Reporter: Raymond Reynaldi | Editor: Test Test
JAKARTA. Pemberlakuan ASEAN-China Free Trade Agreements (AC-FTA) awal tahun 2010 kian merapuhkan kelangsungan hidup industri serat sintetis (stable fibre) dalam negeri. Padahal sejak 2003, jumlah perusahaan serat sintetis sudah mengkerut dari 18 menjadi 13 perusahaan.
Salah satu penyebab menciutnya perusahaan serat sintetis lokal adalah kalah bersaing di tengah derasnya aliran produk dari China, Taiwan, dan India. "China dan India dumping barang, harga jual serat di pasar domestiknya jauh lebih mahal daripada yang diekspor," kata Kustardjono Prodjolalito, Sekjen Asosiasi Produsen Serat Sintetis dan Fiber Indonesia (APSYFI), Minggu (13/12).
Seiring menyusutnya jumlah perusahaan lokal, volume serat sintetis impor semakin besar.
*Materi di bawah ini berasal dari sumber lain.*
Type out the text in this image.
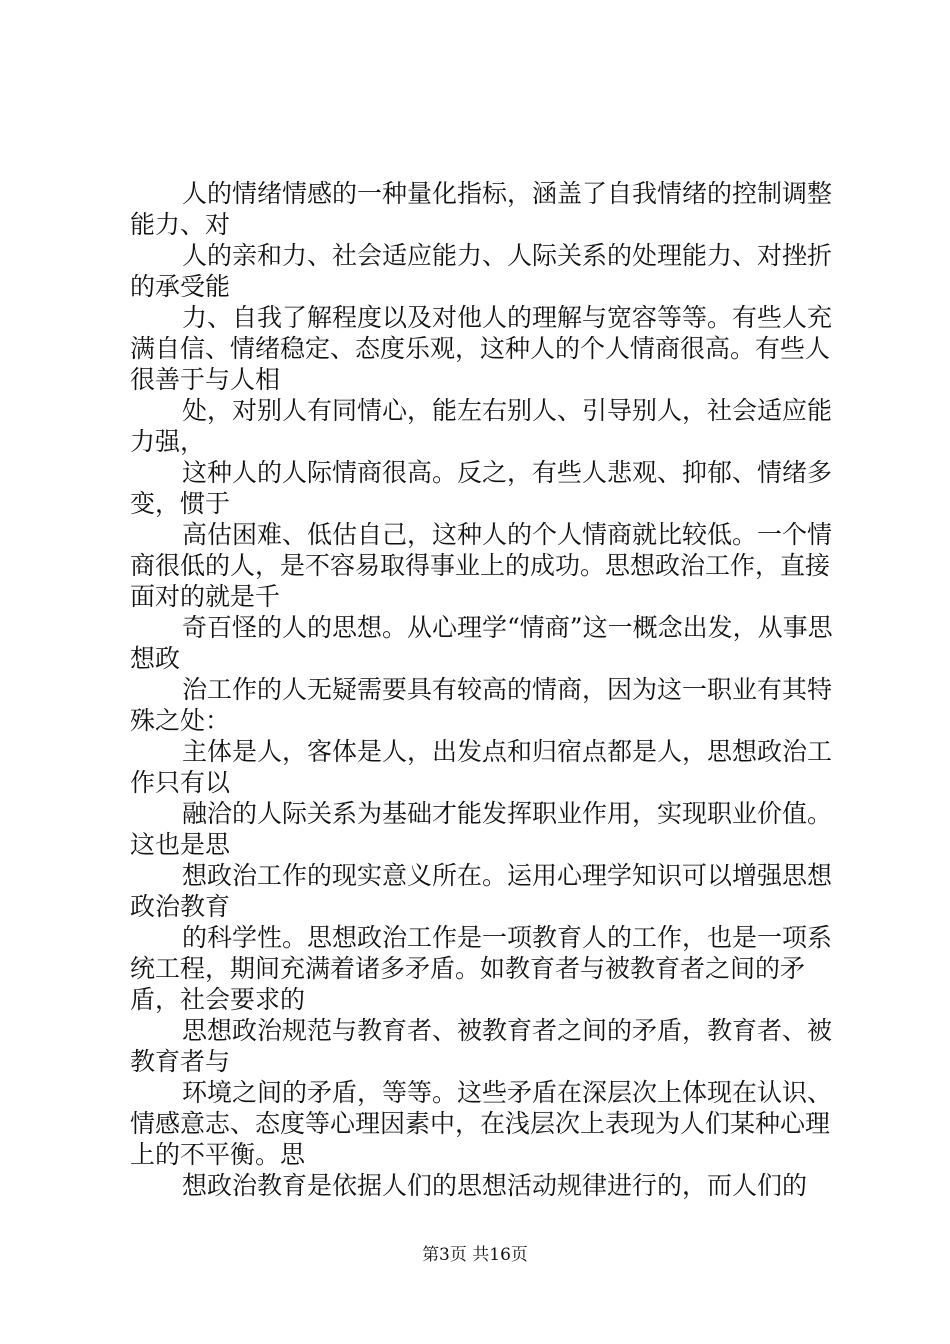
人的情绪情感的一种量化指标，涵盖了自我情绪的控制调整能力、对

人的亲和力、社会适应能力、人际关系的处理能力、对挫折的承受能

力、自我了解程度以及对他人的理解与宽容等等。有些人充满自信、情绪稳定、态度乐观，这种人的个人情商很高。有些人很善于与人相

处，对别人有同情心，能左右别人、引导别人，社会适应能力强，

这种人的人际情商很高。反之，有些人悲观、抑郁、情绪多变，惯于

高估困难、低估自己，这种人的个人情商就比较低。一个情商很低的人，是不容易取得事业上的成功。思想政治工作，直接面对的就是千

奇百怪的人的思想。从心理学“情商”这一概念出发，从事思想政

治工作的人无疑需要具有较高的情商，因为这一职业有其特殊之处：

主体是人，客体是人，出发点和归宿点都是人，思想政治工作只有以

融洽的人际关系为基础才能发挥职业作用，实现职业价值。这也是思

想政治工作的现实意义所在。运用心理学知识可以增强思想政治教育

的科学性。思想政治工作是一项教育人的工作，也是一项系统工程，期间充满着诸多矛盾。如教育者与被教育者之间的矛盾，社会要求的

思想政治规范与教育者、被教育者之间的矛盾，教育者、被教育者与

环境之间的矛盾，等等。这些矛盾在深层次上体现在认识、情感意志、态度等心理因素中，在浅层次上表现为人们某种心理上的不平衡。思

想政治教育是依据人们的思想活动规律进行的，而人们的

第3页 共16页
Volume impor serat sintetis yang 2007 lalu sebanyak 40.000 ton, telah meningkat menjadi 46.000 ton per Agustus 2009.
Disamping itu, Kustardjono menghitung, ekspor serat sintetis tahun depan kemungkinan bakal anjlok. Pasalnya, utilisasi pabrik merosot dan bea masuk anti dumping atas produk Indonesia diberlakukan di beberapa negara tujuan ekspor, seperti Pakistan, Turki, India, Argentina, dan Brazil. "Kita tidak mungkin lagi ekspor ke sana, bea masuknya terlalu tinggi, sekitar 15%-30%," terang Kustardjono.
Ia meramalkan, kinerja ekspor serat sintetis 2009 akan menurun menjadi US$ 2,79 miliar dari US$ 3 miliar di tahun 2008.
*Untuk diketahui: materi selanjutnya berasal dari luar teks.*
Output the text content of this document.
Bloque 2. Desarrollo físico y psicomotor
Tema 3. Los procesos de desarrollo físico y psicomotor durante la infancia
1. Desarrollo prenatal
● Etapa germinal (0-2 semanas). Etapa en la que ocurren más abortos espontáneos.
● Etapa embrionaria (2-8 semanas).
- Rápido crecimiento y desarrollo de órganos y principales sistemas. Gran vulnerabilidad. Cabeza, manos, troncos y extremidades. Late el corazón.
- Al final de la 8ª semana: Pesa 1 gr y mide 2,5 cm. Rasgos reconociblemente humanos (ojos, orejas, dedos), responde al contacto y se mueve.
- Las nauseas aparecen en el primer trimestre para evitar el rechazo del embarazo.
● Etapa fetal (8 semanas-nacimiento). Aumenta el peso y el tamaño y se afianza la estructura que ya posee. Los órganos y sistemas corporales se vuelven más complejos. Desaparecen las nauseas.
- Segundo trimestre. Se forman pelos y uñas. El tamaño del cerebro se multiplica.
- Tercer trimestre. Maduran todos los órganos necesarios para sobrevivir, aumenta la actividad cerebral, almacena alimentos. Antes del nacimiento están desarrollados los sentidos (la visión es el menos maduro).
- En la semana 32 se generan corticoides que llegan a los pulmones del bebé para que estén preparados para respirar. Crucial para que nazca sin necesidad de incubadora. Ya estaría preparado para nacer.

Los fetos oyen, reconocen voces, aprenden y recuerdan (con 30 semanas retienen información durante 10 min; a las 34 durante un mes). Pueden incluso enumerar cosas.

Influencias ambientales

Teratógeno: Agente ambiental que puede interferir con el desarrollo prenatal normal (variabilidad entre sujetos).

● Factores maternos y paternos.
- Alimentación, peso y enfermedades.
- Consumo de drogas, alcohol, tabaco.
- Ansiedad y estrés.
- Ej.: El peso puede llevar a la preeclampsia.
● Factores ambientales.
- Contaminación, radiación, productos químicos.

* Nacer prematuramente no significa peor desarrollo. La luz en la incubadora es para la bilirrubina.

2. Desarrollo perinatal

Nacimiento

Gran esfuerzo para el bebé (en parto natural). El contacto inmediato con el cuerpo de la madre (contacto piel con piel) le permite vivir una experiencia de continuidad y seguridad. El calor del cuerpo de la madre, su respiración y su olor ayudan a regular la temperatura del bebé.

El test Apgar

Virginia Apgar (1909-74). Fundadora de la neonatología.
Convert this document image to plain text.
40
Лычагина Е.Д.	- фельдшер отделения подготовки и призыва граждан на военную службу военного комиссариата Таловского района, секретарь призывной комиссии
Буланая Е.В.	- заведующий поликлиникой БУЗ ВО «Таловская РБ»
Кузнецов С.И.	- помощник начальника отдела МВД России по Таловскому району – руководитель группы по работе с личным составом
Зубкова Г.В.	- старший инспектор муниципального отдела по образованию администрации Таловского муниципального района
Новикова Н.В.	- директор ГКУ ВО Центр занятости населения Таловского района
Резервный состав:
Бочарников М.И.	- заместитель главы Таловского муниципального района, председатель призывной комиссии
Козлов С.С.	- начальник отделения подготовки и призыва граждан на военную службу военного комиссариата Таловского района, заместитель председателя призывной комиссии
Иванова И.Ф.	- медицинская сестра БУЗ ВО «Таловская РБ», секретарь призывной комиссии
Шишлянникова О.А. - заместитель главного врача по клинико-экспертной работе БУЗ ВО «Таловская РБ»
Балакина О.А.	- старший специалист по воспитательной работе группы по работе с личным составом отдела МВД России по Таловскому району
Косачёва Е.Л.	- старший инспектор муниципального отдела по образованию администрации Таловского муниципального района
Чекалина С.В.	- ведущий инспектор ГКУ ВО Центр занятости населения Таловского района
Ketua Umum Asosiasi Pertekstilan Indonesia (API) Benny Soetrisno menghitung, bila proses negosiasi penundaan AC-FTA belum rampung hingga 31 Desember 2009, maka utilisasi industri serat sintetis tahun depan akan terpangkas menjadi 50%.
Menurut Benny, setiap perusahaan serat sintetis di Indonesia telah membenamkan investasi sedikitnya US$ 450 juta - US$ 500 juta.